原审法院经审理查明:广州高某国际物业服务有限公司(以下简称高某公司)是经营范围为受委托的房地产中介服务、物业管理、市场研究的有限责任公司,广州市五湖四海集团有限公司(以下简称五湖四海公司)是经营范围为房地产业的有限责任公司。
2012年5月21日高某公司、五湖四海公司签订《五湖四海集团项目商业综合顾问及招商代理委托服务合同》一份。该合同第一、三条约定五湖四海公司委托按本合同约定的条款和条件就本项目的部分物业提供商业综合顾问及招商代理服务。

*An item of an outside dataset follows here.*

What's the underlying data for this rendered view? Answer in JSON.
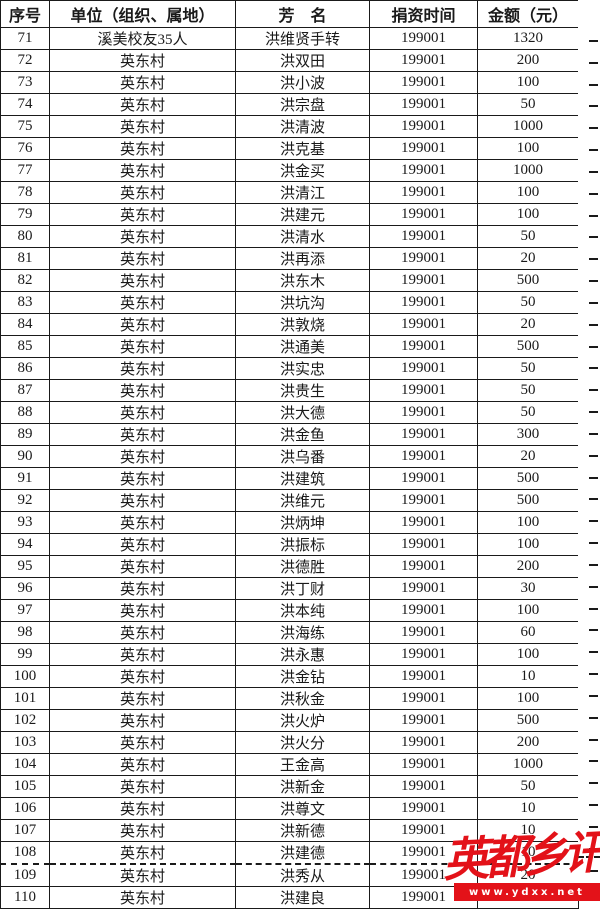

合同第二条约定从2012年5月22日至2013年5月21日为商业综合顾问服务及招商代理委托服务期限。合同第四条第2款约定商家以纯租金的方式与五湖四海公司达成租赁关系,则高某公司成功中介一个承租的商家,五湖四海公司支付相当于3个月的月租金作为佣金;成功签订租赁意向书后支付佣金的50%,但佣金不超过五湖四海公司已收客户定金的50%,完成租赁合同的签订,五湖四海公司收齐合同约定的相关款项后支付应付佣金;当高某公司成功中介商家到本项目且五湖四海公司向某力公司支付招商代理佣金时,高某公司同意五湖四海公司一次性抵扣先期启动商业综合顾问服务费3万元,商业综合顾问期累计服务超过6个月以上,高某公司同意五湖四海公司在支付招商代理佣金时一次性抵扣商业综合顾问服务费2万元;五湖四海公司在高某公司中介成功之日起的十个工作日内按本合同的约定向某力公司支付代理佣金,中介成功的定义:五湖四海公司与高某公司所介绍之交易对象签定《租赁意向书》或《租赁合同》,并按照当中之约定收取应缴款项,包括租赁保证金或押金、水电保证金;非五湖四海公司原因最终未能签定租赁合同的,五湖四海公司不用支付高某公司佣金,亦不受本条所限。合同第六条约定五湖四海公司未能按照本合同约定向某力公司支付本合同项下的相关费用款项,每逾期一日,应按未付款项的千分之五向某力公司支付滞纳金,如逾期十日,高某公司有权暂停提供服务,服务期限顺延,如逾期超过30日,高某公司有权解除本合同,而五湖四海公司需向某力公司支付高某公司暂停提供服务前所欠逾期应付的费用以及滞纳金。上述合同及附件还对其他相关事项进行了约定。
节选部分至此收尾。